Narrow Your Topic : If you have picked a broad topic, the next step is narrow your focus so that you can do it justice in your thesis. When your topic of focus is appropriately narrow in scope, put it in the form of a question that you can answer in depth.
Research: The next step is to research it like crazy. Find books, articles, case studies, and interviews that will help contribute to your thesis. The form and methods of your research will depend on the subject matter of your thesis.
Write Your Introduction: Now that you have chosen a topic and conducted research, you are now ready to write your thesis introduction. These first sentences should be powerful and interesting, compelling the reader forward through the rest of your thesis. In your introduction, you should include your thesis statement, which is your fundamental answer to the question you developed in step two.
The Body: Your thesis is going to be long. You have to keep the body of your thesis balanced and strong all the way through. Start by outlining the ideas you want to present in your thesis. An outline will help you stay organized and on track. Be sure to include quoted sources, other's opinions, and your own opinions and findings. Remember to always write in an active voice. Also remember to maintain a logical flow from one idea to the next, careful not to give an impression of randomness.

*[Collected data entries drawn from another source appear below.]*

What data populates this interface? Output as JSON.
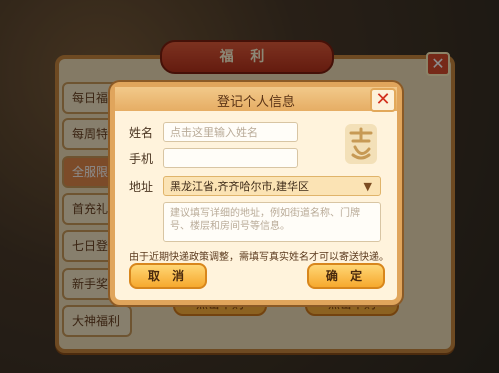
{
  "welfare": {
    "title": "福 利",
    "tabs": [
      "每日福",
      "每周特",
      "全服限",
      "首充礼",
      "七日登录",
      "新手奖",
      "大神福利"
    ],
    "buy_buttons": [
      "点击申购",
      "点击申购"
    ]
  },
  "dialog": {
    "title": "登记个人信息",
    "name_label": "姓名",
    "name_placeholder": "点击这里输入姓名",
    "phone_label": "手机",
    "phone_value": "",
    "address_label": "地址",
    "address_selected": "黑龙江省,齐齐哈尔市,建华区",
    "detail_placeholder": "建议填写详细的地址，例如街道名称、门牌号、楼层和房间号等信息。",
    "notice": "由于近期快递政策调整，需填写真实姓名才可以寄送快递。",
    "cancel_label": "取 消",
    "confirm_label": "确 定"
  }
}
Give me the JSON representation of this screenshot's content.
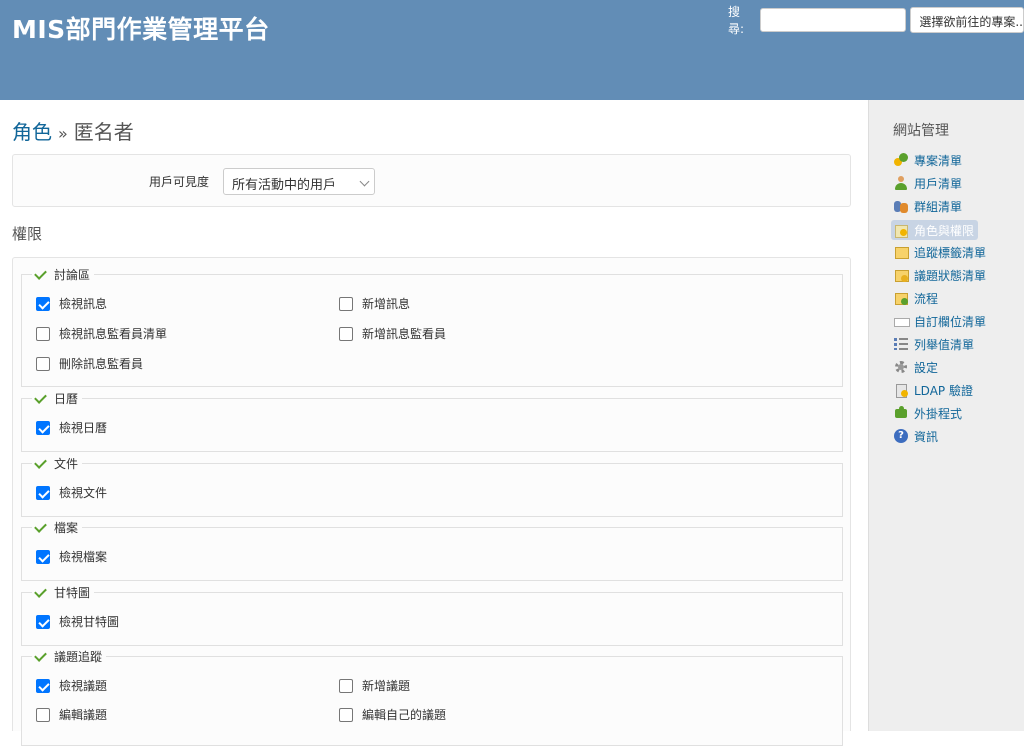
{
  "header": {
    "app_title": "MIS部門作業管理平台",
    "search_label": "搜尋:",
    "search_value": "",
    "project_jump": "選擇欲前往的專案..."
  },
  "breadcrumb": {
    "parent": "角色",
    "separator": "»",
    "current": "匿名者"
  },
  "visibility": {
    "label": "用戶可見度",
    "selected": "所有活動中的用戶"
  },
  "permissions_heading": "權限",
  "groups": [
    {
      "name": "討論區",
      "perms": [
        {
          "label": "檢視訊息",
          "checked": true
        },
        {
          "label": "新增訊息",
          "checked": false
        },
        {
          "label": "檢視訊息監看員清單",
          "checked": false
        },
        {
          "label": "新增訊息監看員",
          "checked": false
        },
        {
          "label": "刪除訊息監看員",
          "checked": false
        }
      ]
    },
    {
      "name": "日曆",
      "perms": [
        {
          "label": "檢視日曆",
          "checked": true
        }
      ]
    },
    {
      "name": "文件",
      "perms": [
        {
          "label": "檢視文件",
          "checked": true
        }
      ]
    },
    {
      "name": "檔案",
      "perms": [
        {
          "label": "檢視檔案",
          "checked": true
        }
      ]
    },
    {
      "name": "甘特圖",
      "perms": [
        {
          "label": "檢視甘特圖",
          "checked": true
        }
      ]
    },
    {
      "name": "議題追蹤",
      "perms": [
        {
          "label": "檢視議題",
          "checked": true
        },
        {
          "label": "新增議題",
          "checked": false
        },
        {
          "label": "編輯議題",
          "checked": false
        },
        {
          "label": "編輯自己的議題",
          "checked": false
        }
      ]
    }
  ],
  "sidebar": {
    "title": "網站管理",
    "items": [
      {
        "label": "專案清單",
        "icon": "projects-icon"
      },
      {
        "label": "用戶清單",
        "icon": "user-icon"
      },
      {
        "label": "群組清單",
        "icon": "group-icon"
      },
      {
        "label": "角色與權限",
        "icon": "roles-icon",
        "selected": true
      },
      {
        "label": "追蹤標籤清單",
        "icon": "tracker-icon"
      },
      {
        "label": "議題狀態清單",
        "icon": "issue-status-icon"
      },
      {
        "label": "流程",
        "icon": "workflow-icon"
      },
      {
        "label": "自訂欄位清單",
        "icon": "custom-field-icon"
      },
      {
        "label": "列舉值清單",
        "icon": "enumeration-icon"
      },
      {
        "label": "設定",
        "icon": "settings-icon"
      },
      {
        "label": "LDAP 驗證",
        "icon": "ldap-icon"
      },
      {
        "label": "外掛程式",
        "icon": "plugin-icon"
      },
      {
        "label": "資訊",
        "icon": "info-icon"
      }
    ]
  }
}
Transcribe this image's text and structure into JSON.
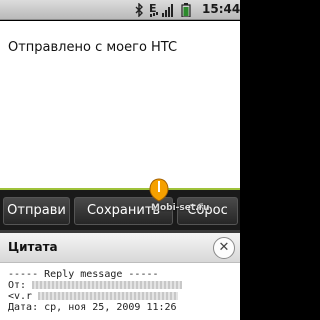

The Conclusion: To end your thesis on a good note, be sure not to simply restate and summarize everything you have just written. Instead, close your thoughts and findings with the same power and interest that you brought to your introduction, gracefully tying together any loose ends.
Edit: After you have finally written your thesis, make sure you get as many people as possible to edit it. First, allow yourself to sweep through the thesis several times and make edits. Then allow parents, professors, writing tutors, or other students to edit it. Be open to all ideas and criticisms.